The AHA has asked that the governance body developed to oversee the APCDs “include dedicated seats for healthcare providers who could play a valuable role in translating the experience of providing care, what occurs in a clinical setting and what is not captured in administrative claims data,” added Nickels.
To make provider markets more competitive, Cavanaugh called on Congress in future legislation to consider requiring hospitals to share patient-centric data.
“Medical and economic literature demonstrate that patients have fewer readmissions and other adverse outcomes when they see their (primary care physician) after discharge from the hospital,” he said in his testimony. “But independent physicians can provide this care only when they receive timely notification of the patient discharge. Aledade has encountered resistance from some hospitals in providing these data—even when we bear the cost of the interfacing and there is no technological barrier.”
Aledade, which is led by CEO and co-founder Farzad Mostashari, MD, former National Coordinator for Health IT, works with independent primary care practices in 24 states to create and run accountable care organizations. “At Aledade, that’s one of our big strategies—have our doctors visit the patients after discharge,” commented Cavanaugh.

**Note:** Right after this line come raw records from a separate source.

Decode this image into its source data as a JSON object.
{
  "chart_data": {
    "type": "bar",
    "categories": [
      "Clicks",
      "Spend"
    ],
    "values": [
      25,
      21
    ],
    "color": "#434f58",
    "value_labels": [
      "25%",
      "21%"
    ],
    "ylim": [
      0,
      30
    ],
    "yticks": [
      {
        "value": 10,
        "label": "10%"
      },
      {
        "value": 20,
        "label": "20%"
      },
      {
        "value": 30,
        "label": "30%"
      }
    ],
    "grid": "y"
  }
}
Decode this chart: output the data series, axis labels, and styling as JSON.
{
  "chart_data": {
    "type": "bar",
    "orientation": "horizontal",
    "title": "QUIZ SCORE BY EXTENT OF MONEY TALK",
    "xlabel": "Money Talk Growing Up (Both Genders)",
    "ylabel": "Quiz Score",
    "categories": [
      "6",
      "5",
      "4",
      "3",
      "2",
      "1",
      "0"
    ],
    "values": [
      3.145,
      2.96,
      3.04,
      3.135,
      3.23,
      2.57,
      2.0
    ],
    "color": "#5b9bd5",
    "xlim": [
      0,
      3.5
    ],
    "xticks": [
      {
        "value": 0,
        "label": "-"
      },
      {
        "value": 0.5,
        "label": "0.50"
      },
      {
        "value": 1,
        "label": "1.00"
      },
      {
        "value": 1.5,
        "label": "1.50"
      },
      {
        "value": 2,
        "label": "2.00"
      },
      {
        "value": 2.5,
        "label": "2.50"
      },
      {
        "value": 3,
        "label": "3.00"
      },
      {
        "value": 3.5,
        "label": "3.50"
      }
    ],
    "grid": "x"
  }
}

He pointed out that CMS recently published rules requiring hospitals to share admission, discharge and transfer data. “We applaud this move, as it will greatly increase patient safety,” Cavanaugh added. “That the rules are needed at all is proof that maintaining a competitive environment requires vigilance.”
The CMS proposed rule requires—as part of the Medicare Conditions of Participation—that hospitals send electronic event notifications to another healthcare facility or to another community provider when a patient is admitted, discharged or transferred.
However, the AHA has previously stated that it does not support including electronic event notification as a condition of participation for Medicare and Medicaid.